Belarus frees Nobel winner as US lifts more sanctions
· RTE.ieBelarusian President Alexander Lukashenko freed 123 prisoners including Nobel Peace Prize winner Ales Bialiatski and leading opposition figure Maria Kalesnikava after two days of talks with an envoy for President Donald Trump, a US statement said.
Mr Bialiatski, co-winner of the 2022 Nobel peace prize, is a human rights campaigner who fought for years on behalf of political prisoners before becoming one himself. He had been in jail since July 2021.
After being freed, he stressed he would carry on fighting for civil rights and freedom for political prisoners.
"Our fight continues, and the Nobel Prize was, I think, a certain acknowledgement of our activity, our aspirations that have not yet come to fruition, therefore the fight continues," he told opposition media outlet Belsat in a televised interview from Vilnius.
In return for the release of prisoners, the US agreed to lift sanctions on Belarusian potash.
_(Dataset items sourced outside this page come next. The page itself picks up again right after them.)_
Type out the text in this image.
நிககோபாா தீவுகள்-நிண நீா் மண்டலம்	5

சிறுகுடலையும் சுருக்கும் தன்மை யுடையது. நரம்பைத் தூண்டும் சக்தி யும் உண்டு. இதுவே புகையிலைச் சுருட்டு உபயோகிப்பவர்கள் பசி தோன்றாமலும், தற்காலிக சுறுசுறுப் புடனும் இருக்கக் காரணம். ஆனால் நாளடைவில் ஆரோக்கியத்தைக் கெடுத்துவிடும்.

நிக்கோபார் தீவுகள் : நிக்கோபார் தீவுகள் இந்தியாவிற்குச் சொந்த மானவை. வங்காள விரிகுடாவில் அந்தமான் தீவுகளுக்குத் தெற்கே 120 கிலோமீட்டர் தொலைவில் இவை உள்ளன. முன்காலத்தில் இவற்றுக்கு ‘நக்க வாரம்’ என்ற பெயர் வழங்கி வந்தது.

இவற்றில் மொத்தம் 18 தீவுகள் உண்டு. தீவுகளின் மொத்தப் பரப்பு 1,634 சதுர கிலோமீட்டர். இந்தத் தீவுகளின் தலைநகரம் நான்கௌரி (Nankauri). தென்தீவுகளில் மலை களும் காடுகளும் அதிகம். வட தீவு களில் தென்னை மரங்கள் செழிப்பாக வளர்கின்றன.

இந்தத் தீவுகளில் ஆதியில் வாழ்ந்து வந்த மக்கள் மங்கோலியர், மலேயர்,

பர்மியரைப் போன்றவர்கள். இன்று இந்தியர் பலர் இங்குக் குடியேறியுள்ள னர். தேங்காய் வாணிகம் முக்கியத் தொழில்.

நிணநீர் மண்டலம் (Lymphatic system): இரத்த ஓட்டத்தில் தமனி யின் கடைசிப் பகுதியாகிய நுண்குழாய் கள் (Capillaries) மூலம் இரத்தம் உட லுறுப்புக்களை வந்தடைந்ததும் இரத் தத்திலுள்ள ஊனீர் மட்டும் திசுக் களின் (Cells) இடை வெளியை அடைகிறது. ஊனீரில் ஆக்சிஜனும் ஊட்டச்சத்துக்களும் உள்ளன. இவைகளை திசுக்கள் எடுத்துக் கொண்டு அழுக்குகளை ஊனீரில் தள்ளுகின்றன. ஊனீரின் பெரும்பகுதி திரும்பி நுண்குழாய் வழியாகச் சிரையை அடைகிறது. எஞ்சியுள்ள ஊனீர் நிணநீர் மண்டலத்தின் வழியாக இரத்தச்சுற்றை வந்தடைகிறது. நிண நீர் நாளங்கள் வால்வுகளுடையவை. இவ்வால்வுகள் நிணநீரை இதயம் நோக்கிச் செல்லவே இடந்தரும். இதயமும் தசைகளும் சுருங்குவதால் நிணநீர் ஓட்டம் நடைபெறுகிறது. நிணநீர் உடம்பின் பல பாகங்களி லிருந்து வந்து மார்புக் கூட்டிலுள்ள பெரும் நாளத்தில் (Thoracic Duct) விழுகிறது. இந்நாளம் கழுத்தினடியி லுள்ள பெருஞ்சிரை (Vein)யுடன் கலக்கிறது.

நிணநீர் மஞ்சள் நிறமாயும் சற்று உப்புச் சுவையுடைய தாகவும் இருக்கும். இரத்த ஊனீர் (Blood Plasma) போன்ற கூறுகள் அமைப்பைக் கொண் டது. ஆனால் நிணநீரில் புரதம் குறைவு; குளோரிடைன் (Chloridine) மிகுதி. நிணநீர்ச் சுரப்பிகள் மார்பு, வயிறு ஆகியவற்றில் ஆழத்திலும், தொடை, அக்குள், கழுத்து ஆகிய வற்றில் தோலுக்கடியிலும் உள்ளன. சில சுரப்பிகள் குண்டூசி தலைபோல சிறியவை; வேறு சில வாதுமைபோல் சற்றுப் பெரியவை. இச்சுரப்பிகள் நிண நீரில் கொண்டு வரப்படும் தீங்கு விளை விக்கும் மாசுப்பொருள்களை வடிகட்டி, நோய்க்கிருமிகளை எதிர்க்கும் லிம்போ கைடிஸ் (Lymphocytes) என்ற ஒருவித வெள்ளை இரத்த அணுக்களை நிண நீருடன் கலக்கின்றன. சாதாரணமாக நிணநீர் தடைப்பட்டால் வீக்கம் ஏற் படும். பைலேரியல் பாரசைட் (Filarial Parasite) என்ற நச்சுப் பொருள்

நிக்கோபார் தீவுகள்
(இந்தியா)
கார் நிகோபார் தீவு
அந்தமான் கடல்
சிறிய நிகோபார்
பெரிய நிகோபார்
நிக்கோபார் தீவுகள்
Potash is a key component in fertilisers, and the former Soviet state is a leading global producer.
Five Ukrainians were among the prisoners released by Belarus in the US-brokered deal, Ukrainian President Volodymyr Zelensky said, expressing gratitude to Washington for aiding their release.
"Thanks to the active role of the United States and the cooperation of our intelligence services, about a hundred people, including five Ukrainians, are now being released," he wrote on Telegram.
"We are assisting our American partners to ensure that Ukraine receives the appropriate assistance."
A US citizen was also among those released, a US official has said.
Hailing the prisoner release as "yet another testament to President Trump's leadership" and a "significant milestone in US-Belarus engagement," the official - speaking on condition of anonymity - thanked US ally Lithuania for helping facilitate the release.
They also called for the Belarusian government to work toward resolving recent complaints by Vilnius.
The prisoner release was by far the biggest by Mr Lukashenko since Mr Trump's administration opened talks this year with the veteran authoritarian leader, a close ally of Russian President Vladimir Putin.
Western governments had previously shunned him because of his crushing of dissent and backing for Russia's war in Ukraine.
Also freed were Ms Kalesnikava, a leader of mass protests against Mr Lukashenko in 2020, and Viktar Babaryka, who was arrested that year while preparing to run against the president in an election.
US officials told Reuters that engaging with Mr Lukashenko is part of an effort to peel him away from Mr Putin's influence, at least to a degree - an effort that the Belarus opposition, until now, has viewed with extreme scepticism.
Mr Trump's envoy, John Coale, had earlier told reporters in Minsk: "Per the instructions of President Trump, we, the United States, will be lifting sanctions on potash."
The US and the European Union imposed wide-ranging sanctions on Belarus after Minsk launched a violent crackdown on protesters following a disputed election in 2020, jailing nearly all opponents of Mr Lukashenko who did not flee abroad.
Sanctions were tightened after Mr Lukashenko allowed Belarus to serve as a staging ground for Russia's invasion of Ukraine in 2022.